While the SEC has “broad authority” to issue “disclosure requirements that are ‘necessary or appropriate in the public interest or for the protection of investors,’” its power is not unlimited. As the Supreme Court wrote in NAACP v. Fed. Power Comm’n, a statutory directive that an agency consider the “public interest” does not grant the agency “broad license to promote the general public welfare” for any and all purposes. Rather, the term “public interest” must “take meaning from the purposes of the regulatory legislation.” The SEC’s website states that its core mission under the Securities Exchange Act “is to protect investors; maintain fair, orderly, and efficient markets; and facilitate capital formation.”  

That role clearly does not include unlimited power to require reporting of any information whatsoever, and the SEC has acknowledged its historical position that it lacks power to require disclosures on “environmental and other matters of social concern” absent a specific congressional mandate or unique circumstances (81 Fed. Reg. 23,916, 23,970).

Criticism has grown in recent months regarding the SEC’s mission creep of evolving itself to become a climate regulator with this proposed rule. A recent Wall Street Journal op-ed by George Mason Law Professor Donald Kochan concluded, “West Virginia v. EPA should serve as a clear warning to the SEC and other federal agencies—including the National Aeronautics and Space Administration, the Defense Department and the General Services Administration—not to act outside their purviews. If Congress had wanted them to have such broad power, it would have given it to them.”
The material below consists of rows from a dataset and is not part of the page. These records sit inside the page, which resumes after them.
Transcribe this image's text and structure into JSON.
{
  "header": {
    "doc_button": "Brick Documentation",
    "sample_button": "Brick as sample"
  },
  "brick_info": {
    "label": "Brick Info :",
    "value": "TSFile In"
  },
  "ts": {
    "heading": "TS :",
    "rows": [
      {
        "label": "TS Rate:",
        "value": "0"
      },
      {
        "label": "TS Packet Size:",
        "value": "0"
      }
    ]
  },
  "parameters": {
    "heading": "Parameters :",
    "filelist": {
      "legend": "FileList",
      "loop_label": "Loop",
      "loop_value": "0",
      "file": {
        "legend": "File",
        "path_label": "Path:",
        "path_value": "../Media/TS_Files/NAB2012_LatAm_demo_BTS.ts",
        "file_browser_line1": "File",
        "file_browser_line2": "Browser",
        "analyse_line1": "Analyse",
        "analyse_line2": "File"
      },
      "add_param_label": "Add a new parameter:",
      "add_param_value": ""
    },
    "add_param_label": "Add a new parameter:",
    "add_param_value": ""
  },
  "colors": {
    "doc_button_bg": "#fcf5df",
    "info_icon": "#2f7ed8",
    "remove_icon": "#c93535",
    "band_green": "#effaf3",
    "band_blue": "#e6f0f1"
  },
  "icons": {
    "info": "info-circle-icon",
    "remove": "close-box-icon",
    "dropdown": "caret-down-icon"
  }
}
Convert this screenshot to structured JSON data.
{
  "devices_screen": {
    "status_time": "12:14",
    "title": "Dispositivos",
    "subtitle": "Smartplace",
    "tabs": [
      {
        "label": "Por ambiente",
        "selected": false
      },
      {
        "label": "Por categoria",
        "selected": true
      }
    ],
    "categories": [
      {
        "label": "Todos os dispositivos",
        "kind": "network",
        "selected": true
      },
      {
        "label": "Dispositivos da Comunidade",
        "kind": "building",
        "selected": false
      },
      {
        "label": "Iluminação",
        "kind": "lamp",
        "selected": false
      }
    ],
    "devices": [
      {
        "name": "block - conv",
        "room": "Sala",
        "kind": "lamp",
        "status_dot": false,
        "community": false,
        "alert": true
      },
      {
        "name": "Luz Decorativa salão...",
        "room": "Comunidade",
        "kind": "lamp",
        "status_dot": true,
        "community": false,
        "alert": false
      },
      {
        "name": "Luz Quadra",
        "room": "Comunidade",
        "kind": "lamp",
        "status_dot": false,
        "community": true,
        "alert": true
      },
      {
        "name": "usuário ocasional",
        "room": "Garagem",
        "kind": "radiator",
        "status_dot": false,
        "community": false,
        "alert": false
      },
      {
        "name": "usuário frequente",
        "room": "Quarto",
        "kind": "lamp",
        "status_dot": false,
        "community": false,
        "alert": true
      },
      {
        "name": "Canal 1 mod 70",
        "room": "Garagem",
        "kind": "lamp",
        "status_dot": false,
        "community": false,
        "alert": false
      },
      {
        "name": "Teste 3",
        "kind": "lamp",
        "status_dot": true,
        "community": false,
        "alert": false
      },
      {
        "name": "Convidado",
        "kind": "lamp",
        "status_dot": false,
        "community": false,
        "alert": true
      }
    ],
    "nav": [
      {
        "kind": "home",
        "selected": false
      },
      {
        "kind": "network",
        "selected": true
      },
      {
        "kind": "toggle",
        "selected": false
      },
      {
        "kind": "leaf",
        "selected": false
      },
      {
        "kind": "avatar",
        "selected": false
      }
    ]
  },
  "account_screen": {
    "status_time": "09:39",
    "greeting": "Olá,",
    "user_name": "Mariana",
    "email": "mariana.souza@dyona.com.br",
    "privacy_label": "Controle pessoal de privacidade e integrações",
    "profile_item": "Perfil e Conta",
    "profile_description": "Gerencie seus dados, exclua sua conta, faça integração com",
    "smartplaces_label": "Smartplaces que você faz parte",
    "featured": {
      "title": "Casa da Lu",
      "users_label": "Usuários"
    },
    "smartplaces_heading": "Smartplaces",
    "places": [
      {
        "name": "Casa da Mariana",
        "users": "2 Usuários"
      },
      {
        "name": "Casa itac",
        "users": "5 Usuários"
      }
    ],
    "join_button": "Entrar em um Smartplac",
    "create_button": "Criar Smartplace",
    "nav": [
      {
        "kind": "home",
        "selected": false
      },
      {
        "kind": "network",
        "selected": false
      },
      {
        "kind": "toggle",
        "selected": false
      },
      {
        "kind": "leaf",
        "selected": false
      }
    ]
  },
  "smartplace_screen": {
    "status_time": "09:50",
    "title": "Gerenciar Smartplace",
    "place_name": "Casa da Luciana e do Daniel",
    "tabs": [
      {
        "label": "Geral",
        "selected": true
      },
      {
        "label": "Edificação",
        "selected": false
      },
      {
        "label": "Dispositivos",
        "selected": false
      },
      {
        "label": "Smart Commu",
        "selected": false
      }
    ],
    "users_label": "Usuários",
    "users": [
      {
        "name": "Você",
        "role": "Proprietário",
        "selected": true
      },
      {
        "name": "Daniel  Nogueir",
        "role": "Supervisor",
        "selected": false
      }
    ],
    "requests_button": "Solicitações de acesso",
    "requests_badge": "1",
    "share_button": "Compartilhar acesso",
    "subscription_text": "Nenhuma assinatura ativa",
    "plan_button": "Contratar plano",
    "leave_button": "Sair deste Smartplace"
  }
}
It remains to be seen whether courts will view the SEC’s proposed rules, if adopted, as a tool for protecting investors and markets or as an overreach into critical areas of climate policy and regulation where the SEC has no clear Congressionally-delegated power.  But it is virtually certain there will be challenges and a major question over the scope of the major questions doctrine, meaning the SEC will need to think carefully in seeking statutory authority for what looks to many like a form of climate-based regulation.

Ty Covey is a Chicago-based attorney with extensive experience in regulatory law.